August 27, 2003 | By: Haven Miller

When the auction gavel closed out this year’s Country Ham Breakfast at the Kentucky State Fair, history was made.  The grand champion ham from Finchville Farms fetched a record-setting $250,000, more than double the highest price ever paid.

But to think of the Kentucky Country Ham Breakfast as just an auction is like thinking of the Super Bowl as just a football game. 

During its 40-year history, the breakfast has evolved into arguably Kentucky’s premiere farm-city event, a time-honored tradition that brings together under one roof U.S. senators and representatives, the governor, the agriculture commissioner, state legislators, rural and urban officials, agribusiness leaders, agriculture deans and associates, farmers, Cooperative Extension agents and news media.

“The ham breakfast is unique because it brings rural and urban people together with our elected officials, and our featured speakers provide updates on farm legislation and issues important to Kentucky agriculture,” said David Beck, executive vice president of Kentucky Farm Bureau, the organization that sponsors the breakfast.  “We partner with the Kentucky State Fair Board, the University of Kentucky College of Agriculture, the Kentucky Department of Agriculture and the Kentucky Ham Producers Association to make it a very successful event.”

Today’s Country Ham Breakfast holds little resemblance to its early beginnings.

“The very first one in 1963 wasn’t a breakfast or an auction, it was a way of getting ham producers together. Then a year later it was decided they ought to sell the ham, so in cooperation with the fair the ham breakfast was started,” said James D. Kemp, retired meats researcher and former faculty member in the UK College of Agriculture’s department of animal sciences. 

Kemp, who is one of the people credited with founding the breakfast, conducted much of the early research on quick aging of country hams.
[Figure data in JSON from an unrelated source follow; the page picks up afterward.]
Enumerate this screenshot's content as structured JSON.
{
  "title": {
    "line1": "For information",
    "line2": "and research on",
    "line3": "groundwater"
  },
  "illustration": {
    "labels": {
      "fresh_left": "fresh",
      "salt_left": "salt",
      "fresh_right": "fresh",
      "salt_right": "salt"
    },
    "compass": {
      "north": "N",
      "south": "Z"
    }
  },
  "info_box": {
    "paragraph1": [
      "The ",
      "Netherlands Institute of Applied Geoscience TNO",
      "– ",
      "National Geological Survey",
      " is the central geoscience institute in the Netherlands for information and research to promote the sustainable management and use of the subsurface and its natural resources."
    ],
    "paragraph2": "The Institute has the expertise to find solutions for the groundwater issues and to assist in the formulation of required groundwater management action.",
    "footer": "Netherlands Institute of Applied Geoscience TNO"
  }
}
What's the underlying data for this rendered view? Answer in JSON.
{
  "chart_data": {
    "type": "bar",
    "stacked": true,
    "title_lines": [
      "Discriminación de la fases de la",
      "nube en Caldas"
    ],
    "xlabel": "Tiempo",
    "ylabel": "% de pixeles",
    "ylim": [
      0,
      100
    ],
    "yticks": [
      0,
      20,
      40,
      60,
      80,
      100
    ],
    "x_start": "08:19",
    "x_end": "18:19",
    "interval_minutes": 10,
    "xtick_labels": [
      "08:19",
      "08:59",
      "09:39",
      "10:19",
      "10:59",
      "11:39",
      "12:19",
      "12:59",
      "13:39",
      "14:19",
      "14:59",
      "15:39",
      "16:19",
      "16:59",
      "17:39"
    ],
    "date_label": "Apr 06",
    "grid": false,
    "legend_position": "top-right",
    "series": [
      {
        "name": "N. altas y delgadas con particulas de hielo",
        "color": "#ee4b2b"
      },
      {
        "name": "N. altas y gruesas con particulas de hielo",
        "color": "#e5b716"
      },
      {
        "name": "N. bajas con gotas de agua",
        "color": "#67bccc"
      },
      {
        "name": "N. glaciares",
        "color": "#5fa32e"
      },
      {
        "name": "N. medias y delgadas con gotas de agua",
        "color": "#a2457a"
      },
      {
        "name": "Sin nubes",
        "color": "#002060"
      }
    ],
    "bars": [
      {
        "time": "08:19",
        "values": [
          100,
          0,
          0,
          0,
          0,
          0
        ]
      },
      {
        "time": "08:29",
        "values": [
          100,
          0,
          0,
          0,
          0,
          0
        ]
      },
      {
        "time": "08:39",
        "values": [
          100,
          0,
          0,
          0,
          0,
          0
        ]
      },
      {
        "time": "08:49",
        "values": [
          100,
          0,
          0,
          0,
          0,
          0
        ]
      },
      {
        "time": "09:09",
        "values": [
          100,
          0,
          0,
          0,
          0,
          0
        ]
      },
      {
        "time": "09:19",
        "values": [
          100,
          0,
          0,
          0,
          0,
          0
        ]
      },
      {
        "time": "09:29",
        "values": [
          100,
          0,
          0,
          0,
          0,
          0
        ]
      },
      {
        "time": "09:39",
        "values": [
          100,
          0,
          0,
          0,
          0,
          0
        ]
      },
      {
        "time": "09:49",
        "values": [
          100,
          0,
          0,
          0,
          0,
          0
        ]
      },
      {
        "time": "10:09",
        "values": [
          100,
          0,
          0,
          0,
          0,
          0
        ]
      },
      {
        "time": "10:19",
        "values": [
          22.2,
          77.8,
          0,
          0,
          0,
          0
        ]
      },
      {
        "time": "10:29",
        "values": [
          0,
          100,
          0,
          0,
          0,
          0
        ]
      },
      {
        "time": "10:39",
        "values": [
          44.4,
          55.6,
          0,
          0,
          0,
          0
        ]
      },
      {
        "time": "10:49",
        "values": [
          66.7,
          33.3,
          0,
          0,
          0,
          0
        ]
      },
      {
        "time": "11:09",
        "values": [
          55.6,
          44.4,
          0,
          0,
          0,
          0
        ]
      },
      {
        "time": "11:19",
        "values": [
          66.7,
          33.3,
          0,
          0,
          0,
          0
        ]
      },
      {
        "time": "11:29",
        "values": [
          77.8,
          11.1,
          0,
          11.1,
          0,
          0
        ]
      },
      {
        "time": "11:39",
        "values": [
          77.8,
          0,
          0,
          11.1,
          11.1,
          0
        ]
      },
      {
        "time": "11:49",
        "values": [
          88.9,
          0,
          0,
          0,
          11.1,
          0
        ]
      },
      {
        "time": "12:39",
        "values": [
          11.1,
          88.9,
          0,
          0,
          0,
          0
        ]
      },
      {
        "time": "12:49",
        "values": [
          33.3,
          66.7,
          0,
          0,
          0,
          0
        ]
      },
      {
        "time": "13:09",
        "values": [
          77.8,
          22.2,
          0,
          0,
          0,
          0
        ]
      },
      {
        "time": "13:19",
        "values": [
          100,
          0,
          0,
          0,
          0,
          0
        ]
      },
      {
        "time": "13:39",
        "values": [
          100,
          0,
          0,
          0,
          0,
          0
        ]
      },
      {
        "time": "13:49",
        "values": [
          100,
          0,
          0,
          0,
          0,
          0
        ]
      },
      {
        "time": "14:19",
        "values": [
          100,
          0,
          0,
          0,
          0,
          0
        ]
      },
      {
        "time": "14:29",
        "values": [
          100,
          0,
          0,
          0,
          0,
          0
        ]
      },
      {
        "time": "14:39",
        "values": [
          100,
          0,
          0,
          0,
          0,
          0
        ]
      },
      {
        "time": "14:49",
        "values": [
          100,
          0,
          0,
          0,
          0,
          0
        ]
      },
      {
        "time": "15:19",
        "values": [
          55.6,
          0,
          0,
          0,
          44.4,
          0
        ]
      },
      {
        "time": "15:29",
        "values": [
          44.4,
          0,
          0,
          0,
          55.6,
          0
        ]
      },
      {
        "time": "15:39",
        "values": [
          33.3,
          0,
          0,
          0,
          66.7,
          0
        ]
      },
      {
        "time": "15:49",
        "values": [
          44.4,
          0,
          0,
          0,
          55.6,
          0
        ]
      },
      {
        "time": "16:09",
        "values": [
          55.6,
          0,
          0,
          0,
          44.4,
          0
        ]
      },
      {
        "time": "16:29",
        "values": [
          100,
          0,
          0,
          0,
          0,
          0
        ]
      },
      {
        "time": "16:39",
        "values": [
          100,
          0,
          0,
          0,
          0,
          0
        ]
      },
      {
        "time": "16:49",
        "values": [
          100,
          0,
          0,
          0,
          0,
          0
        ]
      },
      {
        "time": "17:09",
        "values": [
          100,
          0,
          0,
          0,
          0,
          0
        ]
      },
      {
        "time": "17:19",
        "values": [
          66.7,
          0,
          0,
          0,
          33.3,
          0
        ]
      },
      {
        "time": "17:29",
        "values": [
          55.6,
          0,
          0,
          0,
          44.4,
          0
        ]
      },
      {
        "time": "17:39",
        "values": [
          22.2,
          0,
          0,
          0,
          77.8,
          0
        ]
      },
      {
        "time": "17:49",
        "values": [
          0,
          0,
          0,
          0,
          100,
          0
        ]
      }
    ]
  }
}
He and UK Extension meats specialist York Varney envisioned the breakfast as a way to draw attention to Kentucky’s country ham industry.

“Those two guys really got it started by encouraging ham producers to enter the contest, and Kemp and Varney also judged the hams and did a lot of other things to promote the industry,” said Jack Crowner, veteran farm broadcaster and celebrated Country Ham Breakfast auctioneer.

“I remember the first one very well,” said Crowner.  “We met in the old Savarin Restaurant at the fairgrounds and there were probably only about 60 people there. I sold that first ham for eight dollars a pound and, holy cow, I thought I’d died and gone to heaven.”

Over the years, through the stewardship of Kentucky Farm Bureau, the Ham Breakfast grew larger and larger, and moved from the East Wing to Freedom Hall, and eventually to the South Wing where it’s held now. 

Crowner, who’s never missed a breakfast in its 40 year history, said it’s gratifying to see the event evolve and become what it is today.

“It’s hard to believe we’ve gone from a few people to an event that feeds about 1700 for breakfast, but that’s what we’ve done,” he said.

The breakfast has produced many exciting moments, but the 2003 event may have set a standard that’s hard to beat.

“The price this year paid by Brown-Forman is certainly an all-time record with those dollars going back into the purchaser’s charity,” said Beck.  “That kind of excitement is why the breakfast frequently receives state, national and even international media coverage, and that means media exposure for a great Kentucky product and our state’s agriculture industry as a whole.”

“The breakfast receives support from people all over the state and represents all phases of Kentucky agriculture, and it’s been great for that purpose,” said Kemp.